Writing novels set in the seventeenth century has its disadvantages. Like when your heroine ends up in a situation where you just know she’s dying for a piece of chocolate – except that chocolate hasn’t been invented yet. Or when the scene you’ve just written calls for cold fingers clasped around the comforting warmth of a mug filled with freshly brewed coffee. Come again? In the first half of the seventeenth century? I don’t think so.
As an avid reader of historical fiction, I know just how much I hate it when I run into anachronisms. In a matter of microseconds the magic is gone and I might just as well throw the book aside, because I’ll never get over the fact that the eleventh century Saxon lady just said that she’d walked “six kilometres” to get to wherever she was. Or when people “re-book their flights” over the Atlantic in the early 1920’s…

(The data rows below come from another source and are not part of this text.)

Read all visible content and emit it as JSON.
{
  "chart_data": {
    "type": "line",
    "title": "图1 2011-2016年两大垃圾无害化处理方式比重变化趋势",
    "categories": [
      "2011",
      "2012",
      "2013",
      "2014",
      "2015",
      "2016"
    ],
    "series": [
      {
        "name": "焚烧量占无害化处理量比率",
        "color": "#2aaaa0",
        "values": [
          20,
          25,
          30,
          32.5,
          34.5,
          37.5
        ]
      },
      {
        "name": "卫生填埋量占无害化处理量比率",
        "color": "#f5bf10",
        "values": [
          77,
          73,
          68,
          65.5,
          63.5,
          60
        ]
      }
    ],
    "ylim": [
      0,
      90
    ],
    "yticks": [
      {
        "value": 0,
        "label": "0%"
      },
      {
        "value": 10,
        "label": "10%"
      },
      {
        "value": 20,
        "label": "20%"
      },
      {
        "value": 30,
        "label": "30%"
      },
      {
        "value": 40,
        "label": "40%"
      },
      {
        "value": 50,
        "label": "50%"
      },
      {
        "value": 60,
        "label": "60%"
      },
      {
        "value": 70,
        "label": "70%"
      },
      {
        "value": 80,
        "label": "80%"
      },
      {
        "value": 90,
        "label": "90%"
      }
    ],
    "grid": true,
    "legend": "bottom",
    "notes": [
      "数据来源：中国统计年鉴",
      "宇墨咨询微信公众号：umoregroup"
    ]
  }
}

This is why it is so enjoyable to read the well-researched stuff, where the mundane details of daily life seem plausible and correct. No reading glasses before their time, no forks at the fifteenth century banquet and no gardenias decorating the tresses of the thirteenth century noble bride.
As a consequence, a writer of historical fiction spends a lot of time researching things, and as it is so much fun to learn new things I suddenly find myself reading a rather long but very interesting article about the first sign language (developed in Spain in the seventeenth century). This as a tangent to my efforts to establish just when Europeans began eating tomatoes instead of just admiring the bright red fruit . I now know more than I ever wanted to know about early amputations (most of the patients died, poor sods) or about treating open wounds with maggots. Will all of this information end up in my books? I guess that at some point or other it will – inspiration feeds off knowledge, doesn’t it?